Pfizer expects to file a new drug application for Maraviroc by the end of the year, the company said in a statement last week. In that statement, Pfizer said the FDA's data safety monitoring board had recommended proceeding with phase III development in untreated patients and in patients previously treated with anti-retroviral drugs.
Pfizer plans to distribute Monogram's CLIA-based CCR5 tropism assay services worldwide in preparation for FDA approval of Maraviroc, which the company hopes to launch globally.
Currently Monogram sells its products only in the United States, and it will control CCR5 marketing in this country. But so far, it is not quite clear what, if any, mention of the test will be added to Maraviroc's label. "We'll certainly take advantage of whatever labeling will come out of the FDA trial," said Merriweather.
Outside the United States, Pfizer will control the test's marketing, sales, reimbursement, and regulatory issues, he said.
In order to help Monogram support testing worldwide, Pfizer has invested $25 million in the company through a four-year convertible note with a 3-percent coupon, according to a Pfizer spokesperson.
The UNAIDS 2004 Report on the Global AIDS Epidemic estimates that in 2003, the most current year for which data are available, about 5 million people became infected with HIV, and about 38 million were living with the virus.
About 80 to 85 percent of newly diagnosed HIV patients may be eligible for Maraviroc, and about half the HIV patients who have previously been treated with anti-retroviral drugs may be suited to Maraviroc treatment, Pfizer said.

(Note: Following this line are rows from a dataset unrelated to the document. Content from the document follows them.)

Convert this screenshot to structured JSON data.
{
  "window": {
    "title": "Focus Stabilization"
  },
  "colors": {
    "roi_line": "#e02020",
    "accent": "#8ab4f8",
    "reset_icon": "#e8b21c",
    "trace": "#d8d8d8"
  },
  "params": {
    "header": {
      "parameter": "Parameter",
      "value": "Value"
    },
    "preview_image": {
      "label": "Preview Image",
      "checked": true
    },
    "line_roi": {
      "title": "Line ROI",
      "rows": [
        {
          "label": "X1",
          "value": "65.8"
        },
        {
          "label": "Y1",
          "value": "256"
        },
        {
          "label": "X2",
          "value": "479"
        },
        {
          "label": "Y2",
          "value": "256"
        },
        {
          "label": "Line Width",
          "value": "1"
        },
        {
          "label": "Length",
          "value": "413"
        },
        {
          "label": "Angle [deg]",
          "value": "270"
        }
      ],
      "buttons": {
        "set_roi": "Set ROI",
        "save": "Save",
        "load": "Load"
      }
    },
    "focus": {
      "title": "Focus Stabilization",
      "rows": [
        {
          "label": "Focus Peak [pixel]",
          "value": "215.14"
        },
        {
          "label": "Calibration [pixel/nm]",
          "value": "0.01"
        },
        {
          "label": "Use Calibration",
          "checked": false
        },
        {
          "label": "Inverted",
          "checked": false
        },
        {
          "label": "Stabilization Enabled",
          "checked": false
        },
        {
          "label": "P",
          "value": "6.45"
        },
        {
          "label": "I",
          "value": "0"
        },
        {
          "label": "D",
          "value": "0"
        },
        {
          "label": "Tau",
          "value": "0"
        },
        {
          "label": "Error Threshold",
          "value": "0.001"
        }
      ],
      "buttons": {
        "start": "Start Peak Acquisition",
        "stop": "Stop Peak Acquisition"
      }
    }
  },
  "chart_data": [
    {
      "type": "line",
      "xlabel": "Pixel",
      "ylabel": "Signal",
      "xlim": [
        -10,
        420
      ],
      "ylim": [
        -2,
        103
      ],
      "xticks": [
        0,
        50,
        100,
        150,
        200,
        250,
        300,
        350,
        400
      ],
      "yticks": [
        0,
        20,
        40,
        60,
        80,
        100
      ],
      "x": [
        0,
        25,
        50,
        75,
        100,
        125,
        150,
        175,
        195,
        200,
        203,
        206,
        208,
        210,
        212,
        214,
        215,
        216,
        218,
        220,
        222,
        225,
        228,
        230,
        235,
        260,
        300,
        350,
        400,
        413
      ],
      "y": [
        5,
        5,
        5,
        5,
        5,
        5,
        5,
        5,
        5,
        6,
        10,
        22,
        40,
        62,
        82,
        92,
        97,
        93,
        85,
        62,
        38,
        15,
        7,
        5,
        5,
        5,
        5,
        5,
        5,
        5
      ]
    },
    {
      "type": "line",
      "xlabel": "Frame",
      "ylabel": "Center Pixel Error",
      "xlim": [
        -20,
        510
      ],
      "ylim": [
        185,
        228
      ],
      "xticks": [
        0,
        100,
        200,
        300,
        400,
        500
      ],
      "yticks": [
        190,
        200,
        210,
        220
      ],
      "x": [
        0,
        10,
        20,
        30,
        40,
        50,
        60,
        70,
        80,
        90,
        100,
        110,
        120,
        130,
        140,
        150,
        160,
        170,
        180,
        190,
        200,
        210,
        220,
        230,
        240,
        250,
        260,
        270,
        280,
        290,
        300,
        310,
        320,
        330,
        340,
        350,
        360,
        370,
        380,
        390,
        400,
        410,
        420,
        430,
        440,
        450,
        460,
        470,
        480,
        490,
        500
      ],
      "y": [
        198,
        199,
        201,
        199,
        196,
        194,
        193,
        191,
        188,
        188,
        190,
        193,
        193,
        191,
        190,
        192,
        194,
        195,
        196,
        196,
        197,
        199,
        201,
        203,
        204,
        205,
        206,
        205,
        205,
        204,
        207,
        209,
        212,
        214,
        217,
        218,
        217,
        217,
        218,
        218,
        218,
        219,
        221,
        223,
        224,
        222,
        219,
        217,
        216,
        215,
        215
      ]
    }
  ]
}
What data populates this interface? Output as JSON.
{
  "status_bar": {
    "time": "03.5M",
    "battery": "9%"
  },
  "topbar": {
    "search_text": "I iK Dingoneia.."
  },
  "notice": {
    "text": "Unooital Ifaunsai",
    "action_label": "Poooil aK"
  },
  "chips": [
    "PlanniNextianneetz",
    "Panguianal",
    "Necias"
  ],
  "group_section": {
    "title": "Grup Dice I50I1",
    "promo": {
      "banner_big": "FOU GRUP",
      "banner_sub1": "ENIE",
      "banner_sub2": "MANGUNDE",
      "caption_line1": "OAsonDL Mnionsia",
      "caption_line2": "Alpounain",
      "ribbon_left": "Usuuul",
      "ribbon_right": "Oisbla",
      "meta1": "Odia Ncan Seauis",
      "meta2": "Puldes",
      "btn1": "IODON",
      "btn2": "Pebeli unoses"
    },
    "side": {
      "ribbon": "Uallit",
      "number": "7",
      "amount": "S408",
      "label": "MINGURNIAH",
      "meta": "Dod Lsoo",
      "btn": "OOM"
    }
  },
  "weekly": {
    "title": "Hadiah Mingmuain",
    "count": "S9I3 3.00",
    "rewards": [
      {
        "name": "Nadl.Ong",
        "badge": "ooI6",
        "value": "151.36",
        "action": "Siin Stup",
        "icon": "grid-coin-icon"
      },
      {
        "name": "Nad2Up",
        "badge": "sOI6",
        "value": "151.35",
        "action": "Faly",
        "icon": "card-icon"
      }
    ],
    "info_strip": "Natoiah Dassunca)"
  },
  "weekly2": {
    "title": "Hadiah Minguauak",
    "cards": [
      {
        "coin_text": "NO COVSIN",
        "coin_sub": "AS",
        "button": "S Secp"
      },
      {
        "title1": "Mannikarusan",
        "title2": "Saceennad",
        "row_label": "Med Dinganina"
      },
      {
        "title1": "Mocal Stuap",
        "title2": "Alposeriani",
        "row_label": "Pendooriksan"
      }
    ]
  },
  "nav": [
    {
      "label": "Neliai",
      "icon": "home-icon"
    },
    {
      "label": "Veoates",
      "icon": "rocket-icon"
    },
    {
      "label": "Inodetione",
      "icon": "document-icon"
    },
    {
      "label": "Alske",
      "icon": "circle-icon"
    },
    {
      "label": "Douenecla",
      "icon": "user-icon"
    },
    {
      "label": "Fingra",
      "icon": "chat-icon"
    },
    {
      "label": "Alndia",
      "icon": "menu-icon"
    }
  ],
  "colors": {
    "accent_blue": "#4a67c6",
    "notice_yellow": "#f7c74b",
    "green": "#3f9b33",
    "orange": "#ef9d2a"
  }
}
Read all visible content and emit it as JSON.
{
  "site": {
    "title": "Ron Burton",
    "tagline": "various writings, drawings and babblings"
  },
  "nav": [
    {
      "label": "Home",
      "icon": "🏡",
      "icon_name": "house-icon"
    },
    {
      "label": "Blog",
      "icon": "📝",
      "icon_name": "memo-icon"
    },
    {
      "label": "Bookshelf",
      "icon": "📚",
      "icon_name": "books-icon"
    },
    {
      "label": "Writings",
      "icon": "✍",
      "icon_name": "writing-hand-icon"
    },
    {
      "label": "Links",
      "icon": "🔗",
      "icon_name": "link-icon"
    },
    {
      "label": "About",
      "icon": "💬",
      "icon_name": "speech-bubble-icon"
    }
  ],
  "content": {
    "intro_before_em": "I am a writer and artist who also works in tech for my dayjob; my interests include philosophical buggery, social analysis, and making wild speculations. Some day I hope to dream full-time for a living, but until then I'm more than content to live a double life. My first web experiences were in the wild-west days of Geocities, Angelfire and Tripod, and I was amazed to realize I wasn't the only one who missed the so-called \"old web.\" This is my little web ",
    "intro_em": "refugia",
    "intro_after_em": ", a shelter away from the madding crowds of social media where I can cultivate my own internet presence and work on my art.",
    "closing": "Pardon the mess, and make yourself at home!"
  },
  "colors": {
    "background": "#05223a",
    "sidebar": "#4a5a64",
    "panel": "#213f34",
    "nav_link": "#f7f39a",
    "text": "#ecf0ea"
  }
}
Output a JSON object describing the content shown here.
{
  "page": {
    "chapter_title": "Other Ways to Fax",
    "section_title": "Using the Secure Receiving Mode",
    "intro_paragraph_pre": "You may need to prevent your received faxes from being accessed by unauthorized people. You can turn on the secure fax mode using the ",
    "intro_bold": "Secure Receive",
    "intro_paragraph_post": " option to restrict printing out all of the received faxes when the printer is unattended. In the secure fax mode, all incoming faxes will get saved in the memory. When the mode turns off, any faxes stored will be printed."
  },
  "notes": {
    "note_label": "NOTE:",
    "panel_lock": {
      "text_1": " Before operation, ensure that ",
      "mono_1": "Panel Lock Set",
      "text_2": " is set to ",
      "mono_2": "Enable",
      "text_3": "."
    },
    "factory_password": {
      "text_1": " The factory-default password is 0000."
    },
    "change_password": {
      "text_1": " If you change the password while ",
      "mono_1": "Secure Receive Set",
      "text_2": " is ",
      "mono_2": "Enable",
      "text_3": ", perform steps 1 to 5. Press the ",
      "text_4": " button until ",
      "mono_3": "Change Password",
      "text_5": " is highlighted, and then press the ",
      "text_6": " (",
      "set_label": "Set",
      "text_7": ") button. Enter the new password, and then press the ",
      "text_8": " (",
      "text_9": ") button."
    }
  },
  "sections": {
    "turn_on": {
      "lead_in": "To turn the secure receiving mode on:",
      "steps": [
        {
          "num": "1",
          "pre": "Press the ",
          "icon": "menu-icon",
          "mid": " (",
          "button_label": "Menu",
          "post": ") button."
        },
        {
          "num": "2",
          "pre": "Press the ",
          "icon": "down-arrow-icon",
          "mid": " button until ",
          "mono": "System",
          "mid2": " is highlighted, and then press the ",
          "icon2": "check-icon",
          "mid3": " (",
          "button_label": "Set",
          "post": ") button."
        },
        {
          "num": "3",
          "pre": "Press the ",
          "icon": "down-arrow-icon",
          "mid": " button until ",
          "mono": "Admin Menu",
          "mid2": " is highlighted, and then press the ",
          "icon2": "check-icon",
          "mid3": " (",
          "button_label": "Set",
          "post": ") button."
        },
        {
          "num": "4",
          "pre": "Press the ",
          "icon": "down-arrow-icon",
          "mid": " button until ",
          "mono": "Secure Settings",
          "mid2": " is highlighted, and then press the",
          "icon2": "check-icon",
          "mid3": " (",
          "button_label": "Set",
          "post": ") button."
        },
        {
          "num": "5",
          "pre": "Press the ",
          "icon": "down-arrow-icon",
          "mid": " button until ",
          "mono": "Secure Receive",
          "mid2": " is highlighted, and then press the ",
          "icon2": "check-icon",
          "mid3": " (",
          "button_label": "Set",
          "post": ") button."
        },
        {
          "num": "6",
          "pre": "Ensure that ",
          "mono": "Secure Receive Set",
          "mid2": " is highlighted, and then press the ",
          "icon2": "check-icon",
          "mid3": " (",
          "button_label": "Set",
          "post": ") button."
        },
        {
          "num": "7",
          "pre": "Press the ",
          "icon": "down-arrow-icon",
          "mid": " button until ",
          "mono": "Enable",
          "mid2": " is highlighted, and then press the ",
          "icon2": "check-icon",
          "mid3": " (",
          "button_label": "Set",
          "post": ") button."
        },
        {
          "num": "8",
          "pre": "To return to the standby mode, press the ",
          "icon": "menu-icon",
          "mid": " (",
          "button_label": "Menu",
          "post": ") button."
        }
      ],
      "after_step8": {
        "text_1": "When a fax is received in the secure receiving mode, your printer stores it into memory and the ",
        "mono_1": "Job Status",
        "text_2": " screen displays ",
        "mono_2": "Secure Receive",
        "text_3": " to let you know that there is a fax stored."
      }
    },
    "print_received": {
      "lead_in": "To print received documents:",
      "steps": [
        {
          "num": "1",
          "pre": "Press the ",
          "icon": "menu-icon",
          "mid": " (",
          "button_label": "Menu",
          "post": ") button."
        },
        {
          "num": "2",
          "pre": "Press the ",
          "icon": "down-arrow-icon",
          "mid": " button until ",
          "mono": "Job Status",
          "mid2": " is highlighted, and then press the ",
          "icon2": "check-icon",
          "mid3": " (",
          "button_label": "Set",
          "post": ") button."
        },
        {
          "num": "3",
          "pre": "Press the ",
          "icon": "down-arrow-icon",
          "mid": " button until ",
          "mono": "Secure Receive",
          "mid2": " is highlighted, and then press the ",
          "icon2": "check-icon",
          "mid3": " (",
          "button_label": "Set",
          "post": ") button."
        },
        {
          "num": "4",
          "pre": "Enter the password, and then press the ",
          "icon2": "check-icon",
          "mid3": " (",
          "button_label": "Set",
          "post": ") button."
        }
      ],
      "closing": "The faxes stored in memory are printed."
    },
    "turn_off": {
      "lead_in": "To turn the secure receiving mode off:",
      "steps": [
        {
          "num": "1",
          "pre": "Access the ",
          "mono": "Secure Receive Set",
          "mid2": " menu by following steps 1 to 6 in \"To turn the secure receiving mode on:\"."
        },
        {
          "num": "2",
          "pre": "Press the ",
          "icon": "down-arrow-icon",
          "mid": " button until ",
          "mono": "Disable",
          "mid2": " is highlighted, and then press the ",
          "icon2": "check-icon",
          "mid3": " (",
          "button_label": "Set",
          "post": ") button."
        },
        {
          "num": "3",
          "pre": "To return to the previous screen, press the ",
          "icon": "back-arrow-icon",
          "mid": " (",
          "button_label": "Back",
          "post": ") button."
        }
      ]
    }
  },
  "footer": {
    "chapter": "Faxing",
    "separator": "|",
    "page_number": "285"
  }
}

Maraviroc and other CCR5 antagonists block the cell-surface receptor CCR5 from HIV, which binds the protein to gain entry into white blood cells. Monogram's test identifies CCR5-dominant HIV strains by comparing virus replication in CCR5-expressing target cells and CXCR4-expressing cells. CXCR4 is the other co-receptor used by HIV. Monogram scientists insert the virus' genes isolated from patient samples by PCR and a reporter gene into virus particles capable of one round of reproduction. They then infect target cells in vitro and detect the reporter signal in separate populations of CCR5- or CXCR4-expressing cells.
The CCR5 test is intended to identify responders before prescribing, in contrast to Monogram's phenotypic drug-resistance tests, which work in a similar fashion, but are intended to determine which drugs a particular strain has become resistant to.
Another CCR5 antagonist under development is Schering-Plough's vicriviroc, for which two phase 3 clinical trials are planned but have not begun recruiting. Human Genome Sciences is currently recruiting patients for a phase 1 clinical trial for its anti-CCR5 antibody, CCR5mAb004, and GlaxoSmithKline last year halted trials of its compound GW873140 due to concerns about liver toxicity.